Jan 27, 2008

Rambo film rating and review

Rambo (2008) Film Rating and Review :

The thrill’s missing

Rambo, with friends, is how we sum up the new Rambo. Now, Rambo with friends is, in essence, a contrast to the lone-ranger-back-and-angry-from-Vietnam character that Sylvester Stallone immortalized on screen. While Sly’s not bent on slowing down at 31, in the new Rambo, the thrill is gone. Don’t get us wrong: by the end of the film, there’s enough fake blood on the floor, and if you loved First Blood, you’ll certainly enjoy this.

The fourth movie of the Rambo saga, this film unfolds two decades after the last installment, in northern Thailand. John Rambo’s now a longboat driver on the Salween River, leading a lift away from the battlefield, catching fish and poisonous snakes for a living. The battlefield, though, isn’t far away from him-down the rive on the Myanmar-Thailand border, the world’s longest running civil war rages between the Myanmar government and the area’s Karen natives. Oh, one more thing: no one knows how Rambo got to Thailand in the first place, but heck, who cares?

Trouble starts when a group of American Christian missionaries hire out Rambo’s boat to reach the war-ravaged region-and get picked up by the military. Villages are razed, kids killed, women raped in the attack on their camp-the first taste of war violence in this edition of Rambo’s escapade. A fortnight later, in the pouring South-East Asian rain, braving bandits and other venomous creatures, a pastor arrives at Rambo’s riverside shack. The holy man, on learning that his emissaries are now facing brutal torture by the Myanmar army, has apparently raised money to hire out a mercenary gang to rescue them. Rambo just gets busy making a new knife.

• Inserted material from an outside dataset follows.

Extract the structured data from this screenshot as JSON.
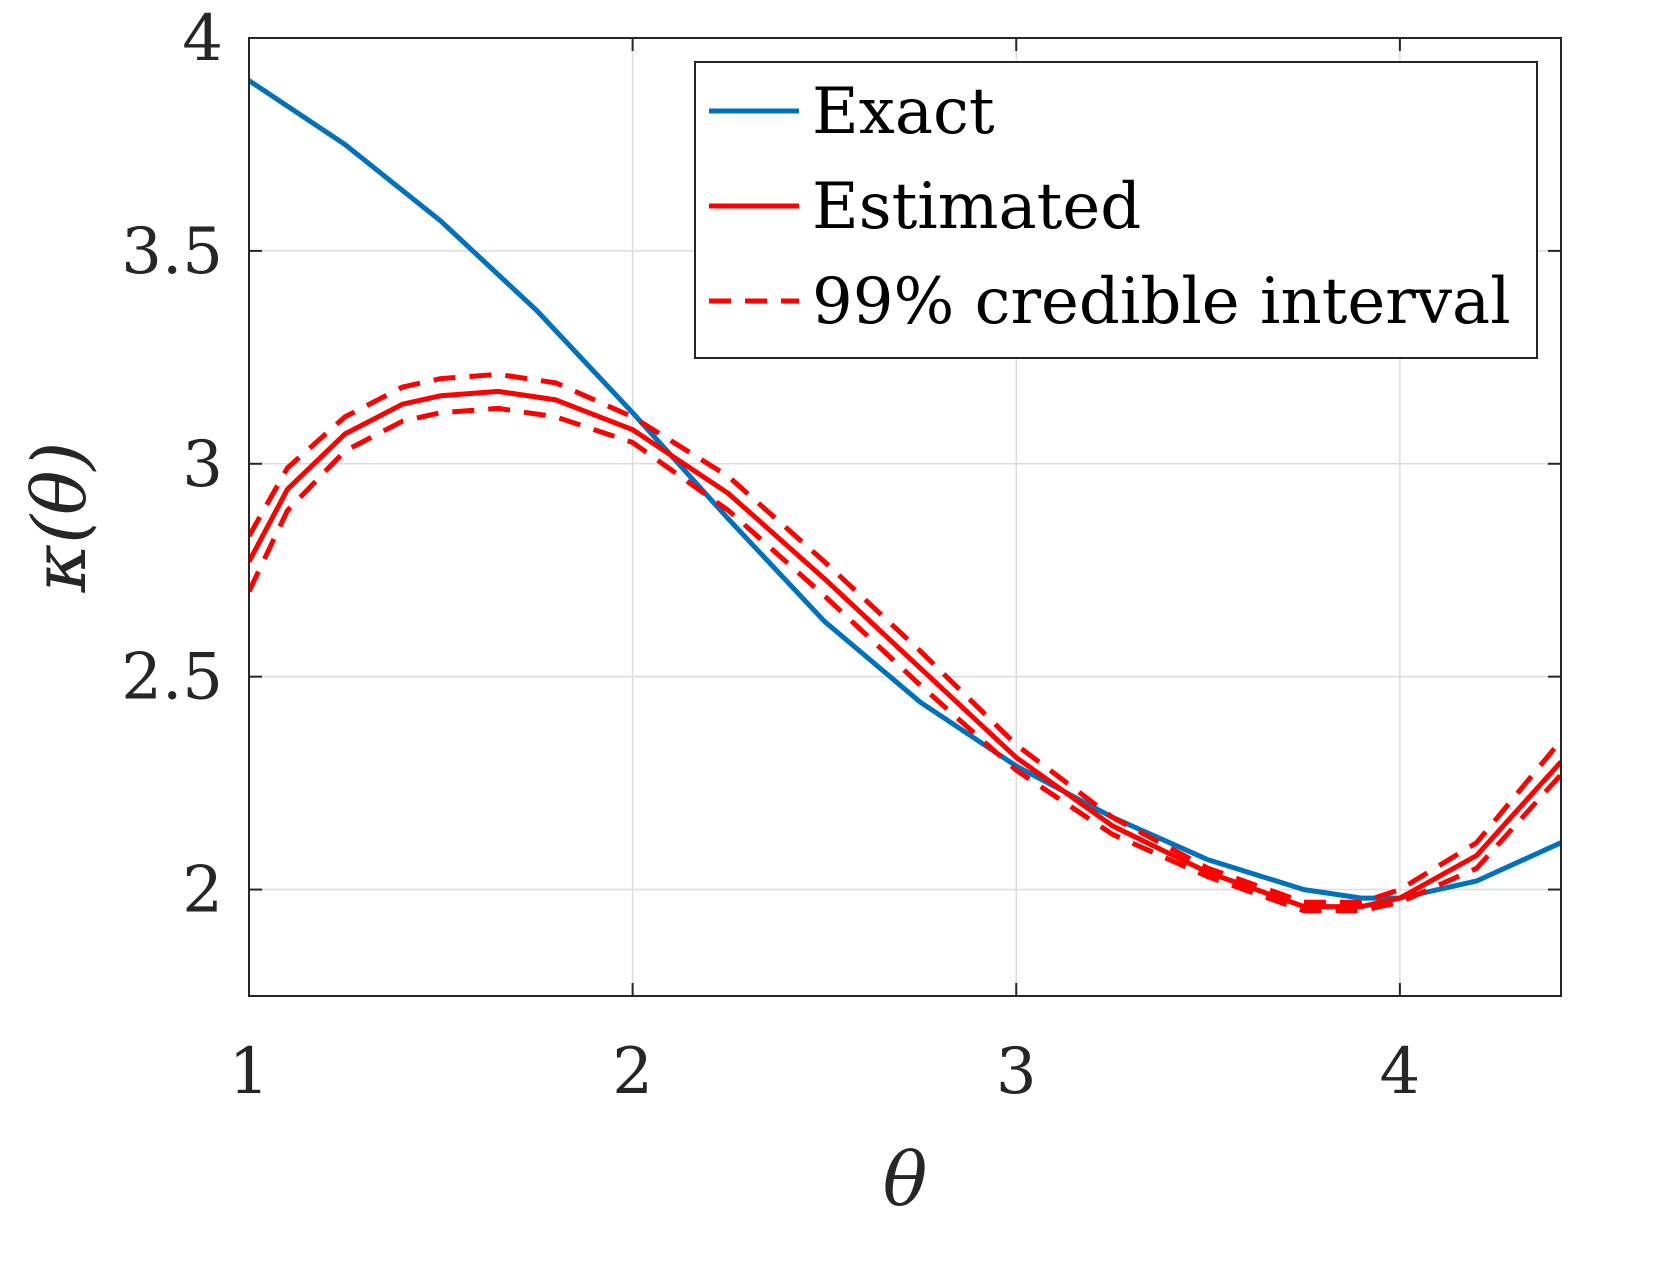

This is where the friends come in war-wary soldiers, some of them know Rambo, or have at least heard about his loony past. Whatever it is, Rambo’s hired out to give his bunch a ride down the river into Myanmar. Predictably, he also follows them into the jungle-and predictably again, almost single-handedly finishes off the military camp, with a little help from a crack shot sniper pal.

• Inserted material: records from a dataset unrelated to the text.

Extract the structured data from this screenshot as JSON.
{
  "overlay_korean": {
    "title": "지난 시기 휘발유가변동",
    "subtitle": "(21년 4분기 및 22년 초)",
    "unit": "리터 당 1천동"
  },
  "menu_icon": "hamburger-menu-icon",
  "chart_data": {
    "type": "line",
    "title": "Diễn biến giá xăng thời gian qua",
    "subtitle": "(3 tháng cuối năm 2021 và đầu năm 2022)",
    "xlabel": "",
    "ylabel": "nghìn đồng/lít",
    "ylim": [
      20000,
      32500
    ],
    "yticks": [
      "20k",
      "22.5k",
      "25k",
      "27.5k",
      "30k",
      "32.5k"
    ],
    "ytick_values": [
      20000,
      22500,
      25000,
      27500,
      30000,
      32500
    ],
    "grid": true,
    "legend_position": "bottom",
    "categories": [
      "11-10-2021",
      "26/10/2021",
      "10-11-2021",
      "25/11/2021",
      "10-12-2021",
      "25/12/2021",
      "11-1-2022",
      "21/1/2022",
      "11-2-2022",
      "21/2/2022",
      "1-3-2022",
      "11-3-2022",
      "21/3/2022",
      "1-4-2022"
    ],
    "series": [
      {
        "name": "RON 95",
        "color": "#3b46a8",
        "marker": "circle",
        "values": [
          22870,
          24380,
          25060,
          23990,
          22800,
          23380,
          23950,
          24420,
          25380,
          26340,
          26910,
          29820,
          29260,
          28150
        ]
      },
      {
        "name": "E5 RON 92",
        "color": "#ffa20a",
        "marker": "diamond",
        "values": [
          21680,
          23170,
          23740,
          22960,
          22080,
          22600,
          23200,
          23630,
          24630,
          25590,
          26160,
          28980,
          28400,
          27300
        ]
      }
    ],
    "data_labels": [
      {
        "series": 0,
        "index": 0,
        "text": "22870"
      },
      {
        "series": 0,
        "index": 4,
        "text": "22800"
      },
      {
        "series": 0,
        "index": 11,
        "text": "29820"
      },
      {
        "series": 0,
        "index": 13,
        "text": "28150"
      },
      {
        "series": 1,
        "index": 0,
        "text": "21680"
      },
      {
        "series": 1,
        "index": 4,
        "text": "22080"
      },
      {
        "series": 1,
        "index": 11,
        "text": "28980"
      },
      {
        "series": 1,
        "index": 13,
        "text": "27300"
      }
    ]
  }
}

Back in the old days, Rambo seemed so appealing not only because of the action sequences, but also due to his brooding, loner life and his amazing survival instinct; fighting to the teeth with elements and enemies alike to keep breathing. The new Rambo loses out on that aspect, coming across as just another standard-plot mind-numbing war-vet movie. Post-300, the slow-motion shots of blood spill, people being decapitated and the heads being displayed on poles are all cool, but the edge in character is missing.